Smedley joined the law school’s faculty in 1957 and retired in 1978. He continued to teach classes throughout the 1980s.

“Ted was a path-breaking scholar and a gentle and kind mentor and colleague. He was indefatigable in the law professor’s quest for equality and justice,” Nicholas S. Zeppos, provost and vice chancellor for academic affairs, said. “His work made our society more just, and his legacy will be a reminder of our nation’s progress but also our compelling need to continue his work.”

“Ted was one of five faculty members who constituted the heart and soul of the school for a 20-year period,” Don Welch, associate dean for administration and professor of law and religion, said. “He was the prime proponent of what was called ‘the Vanderbilt method,’ the pervasive teaching of professional responsibility throughout the curriculum.”

At Vanderbilt, Smedley served as director of the Race Relations Law Reporter from 1959 to 1968 and as editor of the Race Relations Law Index from 1973 to 1974. The Reporter was established at the university in 1956 with a Ford Foundation grant to completely and objectively present the primary legal materials of the time dealing with the subject of race. It was a unique publication, printing statutes, court decisions, administrative rulings and other legal developments on the federal, state and local level. It began when there were no commercial reporting services in the field, and catapulted Vanderbilt Law School onto the national scene. At one time the Reporter had a circulation of over 6,000, second only to Harvard Law Review among legal publications.

The foundation discontinued its funding for the Reporter in 1968, but it later provided three additional years of funding for the more limited Race Relations Law Survey, which ended in 1972.

At Vanderbilt, Smedley taught security transactions, damages, civil rights law and “Profession of Law,” a couse co-taught with other faculty that addressed professional and public responsibilities.
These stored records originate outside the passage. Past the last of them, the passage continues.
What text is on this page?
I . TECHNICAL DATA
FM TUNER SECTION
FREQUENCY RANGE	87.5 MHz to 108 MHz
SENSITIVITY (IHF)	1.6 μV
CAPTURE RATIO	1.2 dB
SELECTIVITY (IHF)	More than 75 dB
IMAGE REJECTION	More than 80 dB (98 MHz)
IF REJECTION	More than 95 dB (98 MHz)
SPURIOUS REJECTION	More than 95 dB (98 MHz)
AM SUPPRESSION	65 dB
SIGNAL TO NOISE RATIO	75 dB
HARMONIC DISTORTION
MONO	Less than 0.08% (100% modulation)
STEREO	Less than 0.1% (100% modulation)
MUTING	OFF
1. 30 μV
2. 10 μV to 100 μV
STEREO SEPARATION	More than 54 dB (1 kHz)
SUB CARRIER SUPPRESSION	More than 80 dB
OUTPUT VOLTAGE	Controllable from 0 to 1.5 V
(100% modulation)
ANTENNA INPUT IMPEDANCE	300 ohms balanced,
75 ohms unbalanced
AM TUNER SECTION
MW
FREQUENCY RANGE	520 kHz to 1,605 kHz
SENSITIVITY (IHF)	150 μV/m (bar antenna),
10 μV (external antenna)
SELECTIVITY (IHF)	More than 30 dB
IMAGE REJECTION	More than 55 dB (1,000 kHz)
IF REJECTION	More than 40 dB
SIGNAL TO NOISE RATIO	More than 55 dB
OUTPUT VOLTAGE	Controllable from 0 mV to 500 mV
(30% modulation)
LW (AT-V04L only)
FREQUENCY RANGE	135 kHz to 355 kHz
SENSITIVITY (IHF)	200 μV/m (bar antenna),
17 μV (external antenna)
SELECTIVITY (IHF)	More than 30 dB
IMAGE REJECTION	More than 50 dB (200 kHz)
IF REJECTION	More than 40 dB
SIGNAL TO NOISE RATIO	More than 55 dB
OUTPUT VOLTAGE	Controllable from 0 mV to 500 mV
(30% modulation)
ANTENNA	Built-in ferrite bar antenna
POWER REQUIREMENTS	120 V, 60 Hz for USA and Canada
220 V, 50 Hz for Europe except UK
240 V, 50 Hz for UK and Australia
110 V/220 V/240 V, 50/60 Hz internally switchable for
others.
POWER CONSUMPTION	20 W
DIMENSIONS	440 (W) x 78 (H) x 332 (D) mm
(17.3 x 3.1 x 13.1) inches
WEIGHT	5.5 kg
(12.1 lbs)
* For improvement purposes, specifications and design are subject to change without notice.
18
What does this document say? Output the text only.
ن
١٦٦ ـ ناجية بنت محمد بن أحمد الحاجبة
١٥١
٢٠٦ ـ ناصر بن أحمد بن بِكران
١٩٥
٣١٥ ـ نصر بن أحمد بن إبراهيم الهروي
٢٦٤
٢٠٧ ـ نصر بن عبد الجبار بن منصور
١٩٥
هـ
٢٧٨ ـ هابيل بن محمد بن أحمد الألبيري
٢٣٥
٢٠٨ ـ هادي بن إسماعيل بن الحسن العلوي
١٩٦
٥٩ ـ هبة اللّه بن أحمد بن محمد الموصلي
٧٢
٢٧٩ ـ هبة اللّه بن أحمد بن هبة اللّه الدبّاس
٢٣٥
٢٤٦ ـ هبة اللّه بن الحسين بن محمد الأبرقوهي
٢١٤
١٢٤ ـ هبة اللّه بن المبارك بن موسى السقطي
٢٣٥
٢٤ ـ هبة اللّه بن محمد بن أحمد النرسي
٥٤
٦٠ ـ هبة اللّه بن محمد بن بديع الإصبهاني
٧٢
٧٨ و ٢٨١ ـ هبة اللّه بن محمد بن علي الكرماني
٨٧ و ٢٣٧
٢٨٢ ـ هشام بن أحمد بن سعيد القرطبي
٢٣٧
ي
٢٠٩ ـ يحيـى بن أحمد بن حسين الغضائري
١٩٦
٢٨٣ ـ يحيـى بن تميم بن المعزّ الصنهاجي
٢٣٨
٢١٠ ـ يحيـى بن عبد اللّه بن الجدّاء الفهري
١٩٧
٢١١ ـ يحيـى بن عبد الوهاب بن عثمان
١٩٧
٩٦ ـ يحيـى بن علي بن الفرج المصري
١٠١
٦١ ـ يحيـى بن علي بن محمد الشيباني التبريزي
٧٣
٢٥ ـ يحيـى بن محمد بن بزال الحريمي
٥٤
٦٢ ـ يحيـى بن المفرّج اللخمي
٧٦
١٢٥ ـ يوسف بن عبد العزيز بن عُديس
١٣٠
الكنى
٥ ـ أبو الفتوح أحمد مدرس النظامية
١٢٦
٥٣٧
Smedley earned his bachelor’s degree from Illinois College in 1935 and his law degree at Northwestern University in 1938. He served in the U.S. Navy from 1943 to 1946 in air combat intelligence.

In addition to Vanderbilt, Smedley also taught at Washington and Lee University, where he served as faculty editor of the Washington and Lee Law Review, and at the University of Wyoming and Hastings College of Law.

A memorial service will be held Saturday, June 23, at Belle Meade United Methodist Church in Nashville. Visitation with the family is at 11 a.m., with the service at 1 p.m.